Мистер Брук, взиравший на достоинства миссис Кэдуолледер под несколько иным углом, слегка поежился, когда в дверях библиотеки, где он пребывал в одиночестве, появился лакей и доложил о ее приезде.
— Так значит, вас почтил визитом наш лоуикский Цицерон! — сказала она, усаживаясь поудобнее и сбрасывая шаль, которая скрадывала худобу ее стройной фигуры. — Наверное, вы с ним затеваете какой-нибудь скверный политический комплот, иначе к чему бы вам так часто видеться с этим весельчаком! Я на вас донесу: не забывайте, что вы оба находитесь под подозрением с тех пор, как приняли сторону Пиля в этой истории с биллем о католиках. Я всем разблаговещу, что вы выставите свою кандидатуру в парламент от Мидлмарча как виг, когда старик Пинкертон удалится на покой, и что Кейсобон намерен помогать вам исподтишка — будет подкупать избирателей трактатами, раздавая их в кабаках. Ну, признайтесь же!
— Да ничего подобного, — возразил с улыбкой мистер Брук, протирая очки и против воли слегка краснея. — Мы с Кейсобоном почти не говорим о политике. Филантропическое ее применение ему не слишком интересно уголовные наказания, ну и так далее. Его заботят только дела церкви. А я их не касаюсь, знаете ли.
— Ну как же, как же, друг мой! Я достаточно наслышана о ваших проделках. Кто, например, продал свою землю в Мидлмарче папистам? Мне совершенно ясно, что вы ее для того и покупали. Вы настоящий Гай Фокс.[34] Вот увидите, гореть вам пятого ноября в виде чучела. Гемфри не пожелал приехать, чтобы ссориться с вами из-за этого. Так что пришлось ехать мне.
— Очень хорошо. Я был готов к гонениям за то, что не хочу подвергать гонениям других, не подвергать гонениям других, знаете ли!

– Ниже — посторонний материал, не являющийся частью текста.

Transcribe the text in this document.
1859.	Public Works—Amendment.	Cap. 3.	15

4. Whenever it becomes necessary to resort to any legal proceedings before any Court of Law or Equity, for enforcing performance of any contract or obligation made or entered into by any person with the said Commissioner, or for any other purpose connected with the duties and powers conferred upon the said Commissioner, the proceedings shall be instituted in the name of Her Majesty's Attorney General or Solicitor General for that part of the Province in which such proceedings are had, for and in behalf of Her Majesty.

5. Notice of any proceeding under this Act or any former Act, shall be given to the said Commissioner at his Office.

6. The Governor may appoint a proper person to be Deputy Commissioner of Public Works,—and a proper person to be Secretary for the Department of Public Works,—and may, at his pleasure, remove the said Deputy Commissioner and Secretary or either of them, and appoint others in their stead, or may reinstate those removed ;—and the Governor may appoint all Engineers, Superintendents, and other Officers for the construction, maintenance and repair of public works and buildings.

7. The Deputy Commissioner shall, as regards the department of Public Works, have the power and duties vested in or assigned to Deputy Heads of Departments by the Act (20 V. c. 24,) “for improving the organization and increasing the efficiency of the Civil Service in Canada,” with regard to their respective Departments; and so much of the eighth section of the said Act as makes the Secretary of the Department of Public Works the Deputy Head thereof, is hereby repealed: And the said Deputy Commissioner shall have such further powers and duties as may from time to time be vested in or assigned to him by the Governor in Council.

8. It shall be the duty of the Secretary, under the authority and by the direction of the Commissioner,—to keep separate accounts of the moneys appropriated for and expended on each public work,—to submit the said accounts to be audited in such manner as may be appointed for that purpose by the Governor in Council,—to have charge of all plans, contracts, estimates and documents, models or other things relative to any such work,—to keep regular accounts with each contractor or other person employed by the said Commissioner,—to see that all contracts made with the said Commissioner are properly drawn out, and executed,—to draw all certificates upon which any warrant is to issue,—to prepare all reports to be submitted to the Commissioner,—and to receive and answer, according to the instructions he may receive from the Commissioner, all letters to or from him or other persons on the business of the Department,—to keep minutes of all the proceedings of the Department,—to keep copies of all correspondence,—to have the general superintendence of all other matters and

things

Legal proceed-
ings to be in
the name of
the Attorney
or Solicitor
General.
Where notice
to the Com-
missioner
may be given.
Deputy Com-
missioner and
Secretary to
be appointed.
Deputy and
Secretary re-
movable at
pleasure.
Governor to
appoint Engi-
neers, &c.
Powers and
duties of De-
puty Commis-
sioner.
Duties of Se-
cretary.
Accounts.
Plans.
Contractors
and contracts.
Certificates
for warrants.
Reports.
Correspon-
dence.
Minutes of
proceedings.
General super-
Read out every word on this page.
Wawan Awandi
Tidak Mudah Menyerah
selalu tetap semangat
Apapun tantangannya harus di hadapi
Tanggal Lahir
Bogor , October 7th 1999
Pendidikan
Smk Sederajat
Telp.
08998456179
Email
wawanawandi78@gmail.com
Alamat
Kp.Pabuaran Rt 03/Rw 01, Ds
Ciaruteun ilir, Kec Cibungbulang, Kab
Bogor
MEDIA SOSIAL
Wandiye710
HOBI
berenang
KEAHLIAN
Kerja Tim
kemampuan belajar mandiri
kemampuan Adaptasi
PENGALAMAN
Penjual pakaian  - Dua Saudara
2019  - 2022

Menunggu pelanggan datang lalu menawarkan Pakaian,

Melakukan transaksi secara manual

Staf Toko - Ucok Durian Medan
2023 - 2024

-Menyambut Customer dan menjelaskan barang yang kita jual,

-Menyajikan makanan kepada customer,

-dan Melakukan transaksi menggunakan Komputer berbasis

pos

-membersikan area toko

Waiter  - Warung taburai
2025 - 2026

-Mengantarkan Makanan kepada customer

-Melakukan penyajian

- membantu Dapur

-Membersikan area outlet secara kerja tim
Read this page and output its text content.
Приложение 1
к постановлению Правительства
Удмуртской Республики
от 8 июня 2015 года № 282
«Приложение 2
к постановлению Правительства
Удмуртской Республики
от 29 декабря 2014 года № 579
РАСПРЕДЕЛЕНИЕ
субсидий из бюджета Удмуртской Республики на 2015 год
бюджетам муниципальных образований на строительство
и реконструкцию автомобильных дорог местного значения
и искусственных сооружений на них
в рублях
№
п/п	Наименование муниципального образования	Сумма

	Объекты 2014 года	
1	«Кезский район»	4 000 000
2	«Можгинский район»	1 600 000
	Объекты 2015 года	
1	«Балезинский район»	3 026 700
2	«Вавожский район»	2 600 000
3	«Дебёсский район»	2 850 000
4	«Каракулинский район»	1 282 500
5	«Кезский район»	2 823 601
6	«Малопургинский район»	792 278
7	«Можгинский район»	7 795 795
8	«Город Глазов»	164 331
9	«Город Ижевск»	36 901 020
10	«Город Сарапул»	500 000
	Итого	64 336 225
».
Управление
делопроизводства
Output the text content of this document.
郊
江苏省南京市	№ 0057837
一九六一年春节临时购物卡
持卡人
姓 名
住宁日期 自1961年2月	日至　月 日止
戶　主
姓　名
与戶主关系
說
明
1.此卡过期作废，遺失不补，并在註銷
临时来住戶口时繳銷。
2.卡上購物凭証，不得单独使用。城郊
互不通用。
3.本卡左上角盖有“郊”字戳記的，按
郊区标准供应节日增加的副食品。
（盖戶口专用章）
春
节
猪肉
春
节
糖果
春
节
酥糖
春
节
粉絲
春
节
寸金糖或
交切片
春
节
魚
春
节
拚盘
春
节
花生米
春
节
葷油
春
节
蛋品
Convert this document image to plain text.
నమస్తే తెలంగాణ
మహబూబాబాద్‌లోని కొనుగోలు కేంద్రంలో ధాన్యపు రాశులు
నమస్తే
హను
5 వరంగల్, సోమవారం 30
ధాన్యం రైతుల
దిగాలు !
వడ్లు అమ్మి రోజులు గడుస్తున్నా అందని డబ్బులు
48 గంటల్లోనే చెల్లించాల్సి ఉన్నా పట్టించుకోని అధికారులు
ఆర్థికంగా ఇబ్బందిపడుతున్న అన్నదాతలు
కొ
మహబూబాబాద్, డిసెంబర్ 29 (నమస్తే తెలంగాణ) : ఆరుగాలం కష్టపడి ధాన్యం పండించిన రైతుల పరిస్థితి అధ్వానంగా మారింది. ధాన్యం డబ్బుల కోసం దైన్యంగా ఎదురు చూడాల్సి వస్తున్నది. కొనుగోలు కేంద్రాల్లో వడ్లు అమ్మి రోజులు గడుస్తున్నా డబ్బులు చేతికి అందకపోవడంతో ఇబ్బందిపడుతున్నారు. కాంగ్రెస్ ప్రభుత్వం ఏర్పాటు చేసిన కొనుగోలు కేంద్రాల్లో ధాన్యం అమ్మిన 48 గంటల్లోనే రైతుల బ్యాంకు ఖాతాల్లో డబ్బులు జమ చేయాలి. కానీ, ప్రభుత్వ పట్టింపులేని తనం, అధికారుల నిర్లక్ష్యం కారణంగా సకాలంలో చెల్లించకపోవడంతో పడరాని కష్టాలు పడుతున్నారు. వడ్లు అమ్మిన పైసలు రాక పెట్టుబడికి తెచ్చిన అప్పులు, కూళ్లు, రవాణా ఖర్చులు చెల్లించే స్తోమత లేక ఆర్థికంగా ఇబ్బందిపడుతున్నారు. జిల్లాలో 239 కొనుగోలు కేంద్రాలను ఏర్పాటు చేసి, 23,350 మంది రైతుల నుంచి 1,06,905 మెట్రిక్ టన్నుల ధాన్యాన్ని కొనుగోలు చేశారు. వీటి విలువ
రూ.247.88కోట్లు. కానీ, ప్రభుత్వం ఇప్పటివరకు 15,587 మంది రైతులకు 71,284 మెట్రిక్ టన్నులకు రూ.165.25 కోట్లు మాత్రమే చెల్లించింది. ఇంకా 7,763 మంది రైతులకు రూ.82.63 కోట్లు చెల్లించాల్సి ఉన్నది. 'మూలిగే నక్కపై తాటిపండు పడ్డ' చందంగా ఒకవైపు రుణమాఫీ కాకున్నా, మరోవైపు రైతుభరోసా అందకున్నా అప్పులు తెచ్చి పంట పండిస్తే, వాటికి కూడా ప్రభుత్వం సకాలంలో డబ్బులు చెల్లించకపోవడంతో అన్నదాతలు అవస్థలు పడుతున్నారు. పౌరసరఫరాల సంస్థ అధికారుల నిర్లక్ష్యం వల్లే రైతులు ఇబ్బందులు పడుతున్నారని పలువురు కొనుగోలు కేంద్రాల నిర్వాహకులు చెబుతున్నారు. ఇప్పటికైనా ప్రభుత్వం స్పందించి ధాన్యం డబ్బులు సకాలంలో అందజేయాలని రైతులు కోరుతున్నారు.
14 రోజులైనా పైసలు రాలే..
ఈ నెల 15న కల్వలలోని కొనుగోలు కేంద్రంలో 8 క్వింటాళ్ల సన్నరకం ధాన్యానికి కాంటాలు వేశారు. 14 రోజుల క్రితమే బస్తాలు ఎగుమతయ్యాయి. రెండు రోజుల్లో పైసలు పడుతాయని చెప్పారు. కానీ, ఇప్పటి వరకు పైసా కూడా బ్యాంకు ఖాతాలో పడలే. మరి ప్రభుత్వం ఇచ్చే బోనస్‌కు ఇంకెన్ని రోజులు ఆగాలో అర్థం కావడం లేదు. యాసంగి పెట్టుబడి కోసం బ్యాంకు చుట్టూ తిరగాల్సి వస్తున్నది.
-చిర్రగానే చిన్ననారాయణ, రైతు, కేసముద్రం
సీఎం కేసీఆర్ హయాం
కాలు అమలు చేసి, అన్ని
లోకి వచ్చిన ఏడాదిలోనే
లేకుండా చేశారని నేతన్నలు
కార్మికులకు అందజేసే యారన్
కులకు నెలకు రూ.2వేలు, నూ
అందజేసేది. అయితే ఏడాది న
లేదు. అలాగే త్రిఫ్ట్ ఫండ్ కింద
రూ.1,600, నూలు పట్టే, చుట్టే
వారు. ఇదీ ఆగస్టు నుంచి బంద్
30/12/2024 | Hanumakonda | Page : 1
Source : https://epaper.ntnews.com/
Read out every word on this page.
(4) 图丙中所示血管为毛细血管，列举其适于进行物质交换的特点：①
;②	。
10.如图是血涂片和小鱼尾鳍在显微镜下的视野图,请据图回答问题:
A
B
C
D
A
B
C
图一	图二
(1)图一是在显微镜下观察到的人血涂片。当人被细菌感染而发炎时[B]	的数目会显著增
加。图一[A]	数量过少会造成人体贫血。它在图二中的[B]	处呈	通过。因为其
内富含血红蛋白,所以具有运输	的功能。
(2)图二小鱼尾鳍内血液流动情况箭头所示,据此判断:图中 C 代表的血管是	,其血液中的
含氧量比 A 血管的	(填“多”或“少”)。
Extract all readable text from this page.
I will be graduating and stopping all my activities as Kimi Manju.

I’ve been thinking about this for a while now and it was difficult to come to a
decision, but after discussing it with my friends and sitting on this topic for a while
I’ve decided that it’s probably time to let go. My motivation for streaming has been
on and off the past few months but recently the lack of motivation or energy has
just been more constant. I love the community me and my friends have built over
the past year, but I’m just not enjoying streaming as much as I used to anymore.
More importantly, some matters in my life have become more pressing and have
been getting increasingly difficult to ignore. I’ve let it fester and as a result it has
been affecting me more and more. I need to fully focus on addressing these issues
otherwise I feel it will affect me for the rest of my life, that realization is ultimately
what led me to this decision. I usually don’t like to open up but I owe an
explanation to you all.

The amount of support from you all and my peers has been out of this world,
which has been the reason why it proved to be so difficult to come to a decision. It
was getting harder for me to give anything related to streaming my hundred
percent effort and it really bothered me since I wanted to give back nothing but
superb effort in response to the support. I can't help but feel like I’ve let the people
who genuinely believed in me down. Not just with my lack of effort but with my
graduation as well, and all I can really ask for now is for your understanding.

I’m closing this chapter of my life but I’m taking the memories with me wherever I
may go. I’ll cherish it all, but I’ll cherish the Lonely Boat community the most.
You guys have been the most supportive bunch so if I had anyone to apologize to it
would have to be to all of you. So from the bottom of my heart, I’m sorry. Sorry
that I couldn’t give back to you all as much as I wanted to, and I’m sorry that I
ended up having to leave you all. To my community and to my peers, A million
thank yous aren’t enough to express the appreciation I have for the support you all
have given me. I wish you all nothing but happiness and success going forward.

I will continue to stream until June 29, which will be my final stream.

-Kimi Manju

— Вот-вот! Вы эту фразу приготовили для предвыборных речей. Послушайте, мой милый мистер Брук, не позволяйте им заманить вас на трибуну. В таких случаях человек обязательно попадает в дурацкое положение. Разве что вы на стороне правого дела — вот тогда все ваши меканья и беканья святы. А так вы себя погубите, предупреждаю вас. Устроите паштет из мнений всех партий, ну, и камни на вас посыплются со всех сторон.
32
Имеется в виду сборник сонетов английского поэта Сэмюела Дэниела (1562–1619), в которых он под именем Делии воспевал поэтессу Мэри Герберт, графиню Пемброк.
34
Гай Фокс (1570–1606) — участник католического так называемого порохового заговора: ему было поручено взорвать парламент, но 5 ноября 1605 г. он был арестован, а затем казнен. По традиции 5 ноября в Англии ежегодно сжигали на кострах его чучело.